Yes. WCAG 2.1 AA Success Criterion 1.2.2 applies to captions for audio content in any language, and the 99% DCMP accuracy standard applies equally to translated caption tracks. Translated captions have additional failure modes beyond ASR accuracy: translation errors (wrong word in the target language), text-expansion timing misalignment (French and German translations of English source text typically run 15–25% longer, which can break synchronisation if the caption track was timed against the English source), and font/character encoding issues in East Asian language caption tracks. The multilingual caption workflow post covers the full translation pipeline; error-rate scoring for translated captions uses the same DCMP formula applied to a reference transcript in the target language.

If a module fails the QA score, should I return it to the vendor or correct it in-house?

Vendor return is strongly preferred for modules that fail by more than 1 percentage point (accuracy below 98%).
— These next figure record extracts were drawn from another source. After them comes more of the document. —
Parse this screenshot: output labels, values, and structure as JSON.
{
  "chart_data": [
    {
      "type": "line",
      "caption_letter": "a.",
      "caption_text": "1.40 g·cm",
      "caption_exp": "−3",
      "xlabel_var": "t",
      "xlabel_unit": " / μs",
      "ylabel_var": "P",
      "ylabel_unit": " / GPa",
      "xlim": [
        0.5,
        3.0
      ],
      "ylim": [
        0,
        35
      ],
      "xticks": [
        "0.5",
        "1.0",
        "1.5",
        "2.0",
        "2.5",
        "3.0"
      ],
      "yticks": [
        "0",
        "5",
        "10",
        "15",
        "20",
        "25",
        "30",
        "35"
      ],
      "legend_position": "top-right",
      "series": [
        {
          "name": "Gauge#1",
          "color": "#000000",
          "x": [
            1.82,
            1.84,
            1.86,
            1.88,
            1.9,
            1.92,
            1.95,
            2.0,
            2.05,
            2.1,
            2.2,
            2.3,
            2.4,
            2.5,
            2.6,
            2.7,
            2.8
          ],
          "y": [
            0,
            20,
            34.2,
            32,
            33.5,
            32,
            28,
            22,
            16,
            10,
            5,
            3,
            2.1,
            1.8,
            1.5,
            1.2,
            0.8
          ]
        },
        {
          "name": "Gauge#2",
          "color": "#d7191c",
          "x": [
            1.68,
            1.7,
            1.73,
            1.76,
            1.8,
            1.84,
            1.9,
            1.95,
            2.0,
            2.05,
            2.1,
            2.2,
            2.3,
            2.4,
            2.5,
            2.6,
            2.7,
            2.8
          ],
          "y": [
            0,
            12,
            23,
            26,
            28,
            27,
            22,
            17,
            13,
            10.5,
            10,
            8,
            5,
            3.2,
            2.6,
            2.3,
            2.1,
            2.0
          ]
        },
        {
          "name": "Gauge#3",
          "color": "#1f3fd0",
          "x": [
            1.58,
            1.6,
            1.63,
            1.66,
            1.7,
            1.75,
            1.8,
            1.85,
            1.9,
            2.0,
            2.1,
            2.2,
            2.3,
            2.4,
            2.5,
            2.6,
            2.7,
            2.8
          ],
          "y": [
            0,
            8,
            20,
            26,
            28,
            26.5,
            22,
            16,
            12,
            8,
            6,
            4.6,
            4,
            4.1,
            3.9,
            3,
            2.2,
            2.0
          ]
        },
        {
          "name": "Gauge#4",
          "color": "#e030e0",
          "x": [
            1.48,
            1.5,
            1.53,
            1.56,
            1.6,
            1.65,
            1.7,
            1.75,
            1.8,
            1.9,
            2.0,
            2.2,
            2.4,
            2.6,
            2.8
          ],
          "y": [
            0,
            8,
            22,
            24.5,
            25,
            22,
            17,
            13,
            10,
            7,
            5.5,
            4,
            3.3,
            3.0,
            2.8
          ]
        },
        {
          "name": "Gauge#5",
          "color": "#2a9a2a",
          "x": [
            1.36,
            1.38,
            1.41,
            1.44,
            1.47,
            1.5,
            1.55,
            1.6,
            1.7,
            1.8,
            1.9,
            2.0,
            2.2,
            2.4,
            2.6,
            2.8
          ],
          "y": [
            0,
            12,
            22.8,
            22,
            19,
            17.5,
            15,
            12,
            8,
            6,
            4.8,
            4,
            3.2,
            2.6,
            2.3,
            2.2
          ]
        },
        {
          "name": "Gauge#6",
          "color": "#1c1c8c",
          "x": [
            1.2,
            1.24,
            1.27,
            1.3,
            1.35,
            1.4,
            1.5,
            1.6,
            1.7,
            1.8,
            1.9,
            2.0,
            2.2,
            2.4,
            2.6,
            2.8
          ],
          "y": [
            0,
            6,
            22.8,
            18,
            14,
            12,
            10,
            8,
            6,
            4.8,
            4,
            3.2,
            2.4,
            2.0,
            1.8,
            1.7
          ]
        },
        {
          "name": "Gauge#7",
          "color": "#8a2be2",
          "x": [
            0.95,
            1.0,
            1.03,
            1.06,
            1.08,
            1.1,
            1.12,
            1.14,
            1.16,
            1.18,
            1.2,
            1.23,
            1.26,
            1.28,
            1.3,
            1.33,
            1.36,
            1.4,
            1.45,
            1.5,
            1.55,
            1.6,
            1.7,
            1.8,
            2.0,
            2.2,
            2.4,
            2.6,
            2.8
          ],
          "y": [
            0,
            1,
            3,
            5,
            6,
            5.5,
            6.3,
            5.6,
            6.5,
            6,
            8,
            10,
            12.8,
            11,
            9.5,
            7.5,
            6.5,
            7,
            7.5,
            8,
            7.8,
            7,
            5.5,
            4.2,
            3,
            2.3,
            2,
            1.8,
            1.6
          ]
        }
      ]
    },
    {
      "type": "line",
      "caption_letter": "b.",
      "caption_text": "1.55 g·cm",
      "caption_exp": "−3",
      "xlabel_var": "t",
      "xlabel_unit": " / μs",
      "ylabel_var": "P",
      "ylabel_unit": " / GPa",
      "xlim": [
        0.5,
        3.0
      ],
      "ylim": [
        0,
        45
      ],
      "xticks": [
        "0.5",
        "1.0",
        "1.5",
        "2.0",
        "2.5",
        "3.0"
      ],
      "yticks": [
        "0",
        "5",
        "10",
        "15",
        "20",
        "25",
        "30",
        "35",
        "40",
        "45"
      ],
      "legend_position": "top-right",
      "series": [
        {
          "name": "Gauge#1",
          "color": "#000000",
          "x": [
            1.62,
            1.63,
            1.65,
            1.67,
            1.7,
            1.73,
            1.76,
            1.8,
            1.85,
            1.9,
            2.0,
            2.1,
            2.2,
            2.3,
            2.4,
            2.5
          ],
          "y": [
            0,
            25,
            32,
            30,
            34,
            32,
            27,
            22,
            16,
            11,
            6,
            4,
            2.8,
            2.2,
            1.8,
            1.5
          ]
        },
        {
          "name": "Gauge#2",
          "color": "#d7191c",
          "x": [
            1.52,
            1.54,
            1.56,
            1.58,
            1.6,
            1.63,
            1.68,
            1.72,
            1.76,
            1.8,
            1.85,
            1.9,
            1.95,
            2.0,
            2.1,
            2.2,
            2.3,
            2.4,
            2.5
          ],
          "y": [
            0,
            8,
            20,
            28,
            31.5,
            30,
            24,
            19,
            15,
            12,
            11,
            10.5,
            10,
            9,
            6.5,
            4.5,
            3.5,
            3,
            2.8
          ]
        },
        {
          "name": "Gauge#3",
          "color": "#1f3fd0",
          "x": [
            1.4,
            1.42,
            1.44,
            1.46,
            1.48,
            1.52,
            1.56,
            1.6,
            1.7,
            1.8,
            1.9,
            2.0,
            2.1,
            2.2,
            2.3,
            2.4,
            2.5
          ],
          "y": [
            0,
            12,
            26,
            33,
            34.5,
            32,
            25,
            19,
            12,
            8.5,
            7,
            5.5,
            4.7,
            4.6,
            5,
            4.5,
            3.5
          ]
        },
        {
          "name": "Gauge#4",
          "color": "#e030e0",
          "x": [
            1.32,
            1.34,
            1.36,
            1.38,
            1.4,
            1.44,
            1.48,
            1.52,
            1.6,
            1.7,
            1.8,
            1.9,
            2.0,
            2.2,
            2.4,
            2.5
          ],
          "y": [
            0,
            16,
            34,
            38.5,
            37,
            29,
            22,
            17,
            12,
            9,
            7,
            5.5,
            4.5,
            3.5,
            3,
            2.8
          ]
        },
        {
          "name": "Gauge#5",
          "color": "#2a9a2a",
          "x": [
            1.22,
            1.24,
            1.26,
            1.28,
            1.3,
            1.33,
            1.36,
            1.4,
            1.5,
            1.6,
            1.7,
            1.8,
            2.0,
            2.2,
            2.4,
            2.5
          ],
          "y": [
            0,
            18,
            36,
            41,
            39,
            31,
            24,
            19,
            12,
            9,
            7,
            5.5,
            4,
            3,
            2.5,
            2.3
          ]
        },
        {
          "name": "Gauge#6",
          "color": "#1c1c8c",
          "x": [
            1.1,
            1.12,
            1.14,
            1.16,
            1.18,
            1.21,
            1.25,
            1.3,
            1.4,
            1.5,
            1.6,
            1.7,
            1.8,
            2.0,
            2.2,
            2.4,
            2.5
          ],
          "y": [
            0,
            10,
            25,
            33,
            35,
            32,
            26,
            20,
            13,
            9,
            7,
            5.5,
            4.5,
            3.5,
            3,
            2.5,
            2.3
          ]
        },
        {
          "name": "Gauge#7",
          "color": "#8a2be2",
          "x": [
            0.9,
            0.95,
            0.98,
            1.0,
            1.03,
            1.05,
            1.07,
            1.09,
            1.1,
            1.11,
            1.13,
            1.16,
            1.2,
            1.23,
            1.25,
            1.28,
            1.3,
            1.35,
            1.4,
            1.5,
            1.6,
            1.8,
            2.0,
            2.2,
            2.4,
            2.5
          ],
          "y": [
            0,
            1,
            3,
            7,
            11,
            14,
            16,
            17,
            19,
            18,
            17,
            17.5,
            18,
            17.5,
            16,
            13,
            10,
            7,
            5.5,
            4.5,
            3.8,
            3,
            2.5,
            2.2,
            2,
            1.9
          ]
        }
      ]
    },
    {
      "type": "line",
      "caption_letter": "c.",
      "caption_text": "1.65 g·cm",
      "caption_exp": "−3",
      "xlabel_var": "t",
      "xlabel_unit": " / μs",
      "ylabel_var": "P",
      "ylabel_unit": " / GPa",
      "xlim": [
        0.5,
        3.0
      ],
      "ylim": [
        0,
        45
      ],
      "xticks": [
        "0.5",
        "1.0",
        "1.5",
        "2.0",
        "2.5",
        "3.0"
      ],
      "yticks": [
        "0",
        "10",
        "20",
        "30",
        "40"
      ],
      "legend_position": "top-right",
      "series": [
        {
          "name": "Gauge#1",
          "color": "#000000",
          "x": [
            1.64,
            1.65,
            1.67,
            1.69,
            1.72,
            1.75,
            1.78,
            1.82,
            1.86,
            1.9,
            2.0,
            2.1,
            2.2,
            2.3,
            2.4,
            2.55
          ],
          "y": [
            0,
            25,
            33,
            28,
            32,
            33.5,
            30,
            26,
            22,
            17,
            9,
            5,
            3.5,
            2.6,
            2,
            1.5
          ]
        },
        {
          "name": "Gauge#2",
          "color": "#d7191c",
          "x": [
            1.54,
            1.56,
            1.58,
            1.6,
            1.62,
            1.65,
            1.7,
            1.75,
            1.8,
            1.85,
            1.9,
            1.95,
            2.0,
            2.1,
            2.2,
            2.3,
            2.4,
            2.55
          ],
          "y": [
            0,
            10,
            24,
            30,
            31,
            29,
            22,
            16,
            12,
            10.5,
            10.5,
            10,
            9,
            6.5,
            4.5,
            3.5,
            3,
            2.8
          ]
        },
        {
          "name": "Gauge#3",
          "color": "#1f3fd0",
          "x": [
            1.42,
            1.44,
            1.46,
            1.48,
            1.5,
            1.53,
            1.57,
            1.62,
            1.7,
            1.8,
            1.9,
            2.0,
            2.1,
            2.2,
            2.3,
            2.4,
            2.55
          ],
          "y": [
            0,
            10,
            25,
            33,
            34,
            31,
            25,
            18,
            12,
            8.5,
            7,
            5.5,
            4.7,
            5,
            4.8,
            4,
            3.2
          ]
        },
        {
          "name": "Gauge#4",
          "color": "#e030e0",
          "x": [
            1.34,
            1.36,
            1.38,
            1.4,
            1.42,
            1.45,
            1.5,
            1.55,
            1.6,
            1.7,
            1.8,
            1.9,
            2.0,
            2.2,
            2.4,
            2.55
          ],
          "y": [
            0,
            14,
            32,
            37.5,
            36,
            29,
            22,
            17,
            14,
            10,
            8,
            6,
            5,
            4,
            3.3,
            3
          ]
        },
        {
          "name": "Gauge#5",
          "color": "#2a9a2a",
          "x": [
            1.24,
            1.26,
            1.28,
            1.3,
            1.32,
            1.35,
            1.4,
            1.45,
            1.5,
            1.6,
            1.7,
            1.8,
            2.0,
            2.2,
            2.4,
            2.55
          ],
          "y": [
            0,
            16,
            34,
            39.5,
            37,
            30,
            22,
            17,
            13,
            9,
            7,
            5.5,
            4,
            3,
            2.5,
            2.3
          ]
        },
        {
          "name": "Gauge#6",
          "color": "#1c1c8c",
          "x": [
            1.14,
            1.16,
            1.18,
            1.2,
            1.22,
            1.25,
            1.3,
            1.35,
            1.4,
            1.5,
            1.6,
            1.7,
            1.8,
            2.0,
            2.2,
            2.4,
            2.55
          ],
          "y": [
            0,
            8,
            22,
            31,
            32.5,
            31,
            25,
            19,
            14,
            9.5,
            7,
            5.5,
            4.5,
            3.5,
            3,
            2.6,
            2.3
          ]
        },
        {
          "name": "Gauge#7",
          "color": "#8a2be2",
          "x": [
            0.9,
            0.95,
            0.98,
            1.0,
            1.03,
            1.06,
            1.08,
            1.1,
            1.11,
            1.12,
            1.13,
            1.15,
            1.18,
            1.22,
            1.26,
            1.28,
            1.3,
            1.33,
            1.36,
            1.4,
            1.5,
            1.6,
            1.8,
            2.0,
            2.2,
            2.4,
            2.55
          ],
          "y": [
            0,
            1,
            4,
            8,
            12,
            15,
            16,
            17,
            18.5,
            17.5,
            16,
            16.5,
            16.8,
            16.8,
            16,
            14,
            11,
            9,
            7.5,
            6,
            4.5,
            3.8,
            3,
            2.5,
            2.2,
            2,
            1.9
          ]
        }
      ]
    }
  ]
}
In-house correction of a moderately accurate track (97–98%) is often faster for small batches, but it shifts the correction labour cost from the vendor to your team, normalises the vendor’s below-threshold delivery, and creates a question about whether the in-house corrections were applied consistently and documented. A contract with a free re-delivery clause for tracks below 97% DCMP accuracy removes this choice: vendor re-delivery is the contractual remedy. For modules that fail by less than 1 percentage point (98–99% accuracy), in-house correction with a targeted pass to fix the specific error types identified in the QA log is typically faster than vendor re-submission, provided the errors are not systematic (which would indicate a deeper production failure requiring escalation).